We follow Petronella Brandt, nee Oortman, as she moves into the home of her new husband, Johannes Brandt, who is largely a stranger to her, and as she begins to understand the workings of a prominent family of a large city, coming from a fallen family in the country. From the moment she steps foot into the home, Nella sees there are plenty of goings on she doesn't understand--and may never will. Nella is the perfect narrator for a story such as this one. Both Nella and the reader are wholly unfamiliar with the world she's entering, so we explore together, and her suppositions lead ours, making the surprising revelations all the more surprising. Being eighteen and living a sheltered life, Nella is naive to how her world will change and sometimes her childish reactions are frustrating--but in character. She undergoes a lot of changes throughout the story, and she demonstrates her strength of character--something it doesn't look like she has at the beginning--all through the last chapters, holding a crumbling family together through sheer will and determination. My only qualm with Nella is that her mindset, late in the book, is especially modern and easily come about with, which is hard to believe given the time period and the beliefs of the people at the time. Yes, there will always be exceptions, but Nella is eighteen years old and from a sheltered, poor family of good name in the country--not exactly somewhere that breeds modern thinking.

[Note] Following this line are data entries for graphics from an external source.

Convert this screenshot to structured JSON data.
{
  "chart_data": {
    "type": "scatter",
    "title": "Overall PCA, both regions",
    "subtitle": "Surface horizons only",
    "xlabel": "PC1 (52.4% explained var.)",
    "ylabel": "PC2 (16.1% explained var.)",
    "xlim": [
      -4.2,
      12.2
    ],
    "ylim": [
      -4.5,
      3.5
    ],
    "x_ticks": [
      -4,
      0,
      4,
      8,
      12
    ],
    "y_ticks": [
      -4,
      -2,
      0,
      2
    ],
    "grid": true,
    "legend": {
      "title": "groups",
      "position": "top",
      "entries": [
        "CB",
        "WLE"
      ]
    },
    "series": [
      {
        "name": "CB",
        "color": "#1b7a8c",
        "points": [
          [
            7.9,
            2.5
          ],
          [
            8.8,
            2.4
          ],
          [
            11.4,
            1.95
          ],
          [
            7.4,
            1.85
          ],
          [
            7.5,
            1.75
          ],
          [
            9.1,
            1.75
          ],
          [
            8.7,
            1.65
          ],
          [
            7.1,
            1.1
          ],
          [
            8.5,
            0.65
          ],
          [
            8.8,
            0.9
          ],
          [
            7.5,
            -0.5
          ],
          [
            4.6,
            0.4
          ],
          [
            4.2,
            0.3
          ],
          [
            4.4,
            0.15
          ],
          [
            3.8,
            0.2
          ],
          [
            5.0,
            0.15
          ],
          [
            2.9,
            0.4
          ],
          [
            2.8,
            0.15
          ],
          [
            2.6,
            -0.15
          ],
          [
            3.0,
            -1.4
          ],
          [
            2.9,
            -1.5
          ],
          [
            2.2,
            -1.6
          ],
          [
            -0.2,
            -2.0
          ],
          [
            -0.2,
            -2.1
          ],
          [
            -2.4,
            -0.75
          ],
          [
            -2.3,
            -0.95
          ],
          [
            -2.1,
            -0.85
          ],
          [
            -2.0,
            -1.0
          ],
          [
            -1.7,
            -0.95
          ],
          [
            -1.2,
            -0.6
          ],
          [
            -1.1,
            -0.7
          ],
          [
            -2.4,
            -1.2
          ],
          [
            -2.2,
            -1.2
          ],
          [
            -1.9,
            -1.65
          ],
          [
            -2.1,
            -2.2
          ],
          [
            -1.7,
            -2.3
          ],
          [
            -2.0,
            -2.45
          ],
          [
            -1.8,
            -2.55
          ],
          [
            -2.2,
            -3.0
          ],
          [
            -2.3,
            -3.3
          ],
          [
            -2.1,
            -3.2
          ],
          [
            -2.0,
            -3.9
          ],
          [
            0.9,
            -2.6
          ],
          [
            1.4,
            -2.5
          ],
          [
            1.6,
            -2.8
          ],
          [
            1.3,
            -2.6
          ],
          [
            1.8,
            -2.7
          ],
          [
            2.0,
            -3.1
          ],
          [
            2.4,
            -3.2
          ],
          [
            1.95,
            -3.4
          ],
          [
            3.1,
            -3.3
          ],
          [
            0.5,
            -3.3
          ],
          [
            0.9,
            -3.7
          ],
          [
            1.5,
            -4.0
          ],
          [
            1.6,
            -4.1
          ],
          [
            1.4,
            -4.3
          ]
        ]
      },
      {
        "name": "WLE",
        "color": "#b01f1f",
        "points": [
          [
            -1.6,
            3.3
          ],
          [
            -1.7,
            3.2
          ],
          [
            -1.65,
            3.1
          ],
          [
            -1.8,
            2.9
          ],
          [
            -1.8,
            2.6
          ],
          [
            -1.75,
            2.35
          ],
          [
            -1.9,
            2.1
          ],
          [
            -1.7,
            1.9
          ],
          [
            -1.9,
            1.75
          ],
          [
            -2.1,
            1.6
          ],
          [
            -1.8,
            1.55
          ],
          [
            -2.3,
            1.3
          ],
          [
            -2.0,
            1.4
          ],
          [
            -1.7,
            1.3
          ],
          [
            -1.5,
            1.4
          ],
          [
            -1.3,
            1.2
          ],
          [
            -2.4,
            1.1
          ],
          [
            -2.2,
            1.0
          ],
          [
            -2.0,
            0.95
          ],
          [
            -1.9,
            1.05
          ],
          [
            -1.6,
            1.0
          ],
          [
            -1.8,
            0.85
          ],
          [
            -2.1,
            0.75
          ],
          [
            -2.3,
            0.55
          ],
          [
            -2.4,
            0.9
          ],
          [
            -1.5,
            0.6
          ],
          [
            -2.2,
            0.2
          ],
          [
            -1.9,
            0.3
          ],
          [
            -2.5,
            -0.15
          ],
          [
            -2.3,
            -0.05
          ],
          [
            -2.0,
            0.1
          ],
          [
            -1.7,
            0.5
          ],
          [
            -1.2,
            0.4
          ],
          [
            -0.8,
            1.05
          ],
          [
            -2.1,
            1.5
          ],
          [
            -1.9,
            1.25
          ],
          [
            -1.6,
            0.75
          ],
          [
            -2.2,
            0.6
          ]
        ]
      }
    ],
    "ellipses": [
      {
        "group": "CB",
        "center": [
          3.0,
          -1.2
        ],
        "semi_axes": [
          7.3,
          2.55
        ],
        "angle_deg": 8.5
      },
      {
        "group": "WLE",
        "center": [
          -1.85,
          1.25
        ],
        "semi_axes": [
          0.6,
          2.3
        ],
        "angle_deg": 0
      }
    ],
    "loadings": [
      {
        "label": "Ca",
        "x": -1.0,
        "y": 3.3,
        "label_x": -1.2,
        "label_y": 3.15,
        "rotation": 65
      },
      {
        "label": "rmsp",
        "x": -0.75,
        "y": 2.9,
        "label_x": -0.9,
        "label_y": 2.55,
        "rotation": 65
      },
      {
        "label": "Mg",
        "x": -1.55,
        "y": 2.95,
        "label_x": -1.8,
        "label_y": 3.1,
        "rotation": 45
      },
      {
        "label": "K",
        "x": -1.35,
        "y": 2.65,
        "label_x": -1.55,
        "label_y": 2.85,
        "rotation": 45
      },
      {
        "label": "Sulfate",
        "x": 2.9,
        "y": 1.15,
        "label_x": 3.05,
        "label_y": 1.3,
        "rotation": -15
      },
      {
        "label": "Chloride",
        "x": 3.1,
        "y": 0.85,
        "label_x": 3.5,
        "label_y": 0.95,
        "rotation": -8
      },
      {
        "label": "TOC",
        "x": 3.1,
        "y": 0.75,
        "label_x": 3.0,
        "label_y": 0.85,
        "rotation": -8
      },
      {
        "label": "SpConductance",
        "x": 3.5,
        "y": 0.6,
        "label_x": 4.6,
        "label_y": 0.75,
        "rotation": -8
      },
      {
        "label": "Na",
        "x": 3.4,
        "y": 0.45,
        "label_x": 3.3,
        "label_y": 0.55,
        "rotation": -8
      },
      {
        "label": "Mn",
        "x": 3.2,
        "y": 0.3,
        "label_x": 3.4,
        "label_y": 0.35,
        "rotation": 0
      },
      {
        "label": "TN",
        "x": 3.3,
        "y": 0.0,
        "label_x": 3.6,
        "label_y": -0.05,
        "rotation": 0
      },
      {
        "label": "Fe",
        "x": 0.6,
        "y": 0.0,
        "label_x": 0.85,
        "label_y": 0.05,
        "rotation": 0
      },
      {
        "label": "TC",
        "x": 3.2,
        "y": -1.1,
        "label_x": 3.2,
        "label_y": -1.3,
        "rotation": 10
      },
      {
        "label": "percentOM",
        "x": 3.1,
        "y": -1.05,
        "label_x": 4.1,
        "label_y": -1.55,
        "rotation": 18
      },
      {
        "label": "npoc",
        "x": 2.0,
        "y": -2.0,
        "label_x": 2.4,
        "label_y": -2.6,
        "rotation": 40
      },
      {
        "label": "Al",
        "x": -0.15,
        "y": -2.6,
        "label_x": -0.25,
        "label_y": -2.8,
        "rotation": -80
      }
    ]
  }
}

The Miniaturist promises surprises, and it gives them. I was constantly reforming what I thought based on new information Nella uncovers, and just about everything I thought was wrong. Even so, what should have been the largest (maybe second largest, I don't know) secret to be revealed was easily guessed, at least by me. I had supposed it at least two hundred pages before, so this final act reveal lost much of its potency. A shame, but also not something every reader will guess. Heck, others might guess the most shocking secret of all, but I didn't see it coming whatsoever. However, there are also lots of big questions left unanswered, which is disappointing. Biggest of all, the treatment of the miniaturist is just surprising--and not in a good way. What is such a draw and mystery for the whole book becomes rather mundane and even unappealing.

Needless to say, I'm rather split when it comes to this one. There are some very beautiful passages and ideas put forward, and Amsterdam at this time period is perfectly suited to the story, providing a hint of danger but also a touch of character from the city itself. Nella does go on a great journey, from a wide-eyed teenager with grand ideas about her future to a strong-willed woman who makes tough decisions over the course of just a few months, and she is able to demonstrate how a woman can rise to face her circumstances--something others find they cannot do in the novel. I only wish I could have felt more engaged, more affixed to the characters' fate. I was shocked at moments, but never on the verge of tears, never fully compelled by their stories, even as they dipped into tragedy.

About the author:

Jessie Burton studied at Oxford University and the Central School of Speech and Drama, where she appeared in productions of The House of Bernarda Alba, Othello, Play and Macbeth. In April 2013 her first novel, The Miniaturist, was sold at an 11-publisher auction at the London Book Fair, and went on to sell in 29 other countries around the world. It was published by Picador in the UK and Holland in July 2014, and the USA in August 2014, with other translations to follow. Radio 4 commissioned it as their Book at Bedtime in July 2014. She is currently writing her second novel.